Someone suggested a fund-raiser. When Raffetto approached Chris, Noah's father, he rejected the idea. Chris trains 30 horses at Bowie and ranks second in wins by trainers in Maryland since the first of the year. Two of his horses are stakes winners: Silmaril and Deer Run. Another he named Noah's Courage.

"I told Fran we felt there were more deserving people," Chris said. "We felt there were better stories out there and people who needed help more than we did."

Raffetto persisted.

"I basically had to say to Chris, `You can't leave us like this,' " she said. " `Everybody wants to do something. Everybody's so excited about this.' "

Finally, Chris and Rachael relented.

"We're sort of embarrassed," Chris said. "We've never, ever asked anybody for anything. But it is true, we don't know what the future holds. We don't know what to expect."

The Groves have opened a bank account for Noah. All donations will go there for Noah's use only, they say. If they end up not needing all the money, then they will donate it to someone or some cause that does, they say.
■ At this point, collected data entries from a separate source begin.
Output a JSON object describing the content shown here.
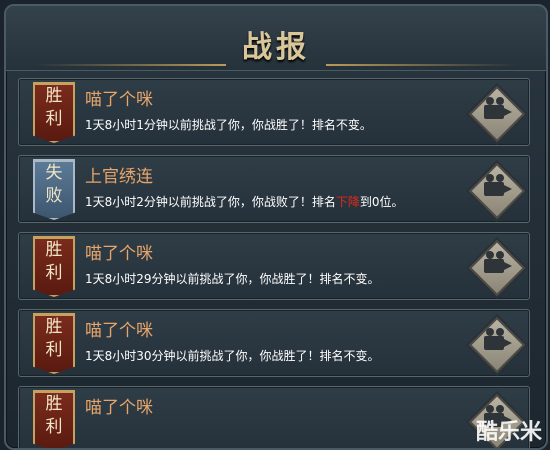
{
  "window": {
    "title": "战报"
  },
  "records": [
    {
      "result": "win",
      "badge": [
        "胜",
        "利"
      ],
      "name": "喵了个咪",
      "message_parts": [
        "1天8小时1分钟以前挑战了你，你战胜了！排名不变。"
      ]
    },
    {
      "result": "lose",
      "badge": [
        "失",
        "败"
      ],
      "name": "上官绣连",
      "message_parts": [
        "1天8小时2分钟以前挑战了你，你战败了！排名",
        "下降",
        "到0位。"
      ]
    },
    {
      "result": "win",
      "badge": [
        "胜",
        "利"
      ],
      "name": "喵了个咪",
      "message_parts": [
        "1天8小时29分钟以前挑战了你，你战胜了！排名不变。"
      ]
    },
    {
      "result": "win",
      "badge": [
        "胜",
        "利"
      ],
      "name": "喵了个咪",
      "message_parts": [
        "1天8小时30分钟以前挑战了你，你战胜了！排名不变。"
      ]
    },
    {
      "result": "win",
      "badge": [
        "胜",
        "利"
      ],
      "name": "喵了个咪",
      "message_parts": [
        ""
      ]
    }
  ],
  "icons": {
    "replay": "replay-camera-icon",
    "close": "close-icon"
  },
  "colors": {
    "name": "#e7a56b",
    "decline": "#e02a1a",
    "title": "#d9c79a"
  },
  "watermark": "酷乐米"
}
Fund-raising has gotten off to a rousing start. The indefatigable Raffetto and the patriarchal Chick Lang, the former Pimlico executive, have led the effort.

"The response has been unbelievable," Raffetto said. "Un-believable."

About $40,000 has been donated already, she said. That includes $8,000 from Michael Gill, a large-scale owner of thoroughbreds who lives in New Hampshire but races extensively in Maryland. Gill led the country's owners in wins the past two years.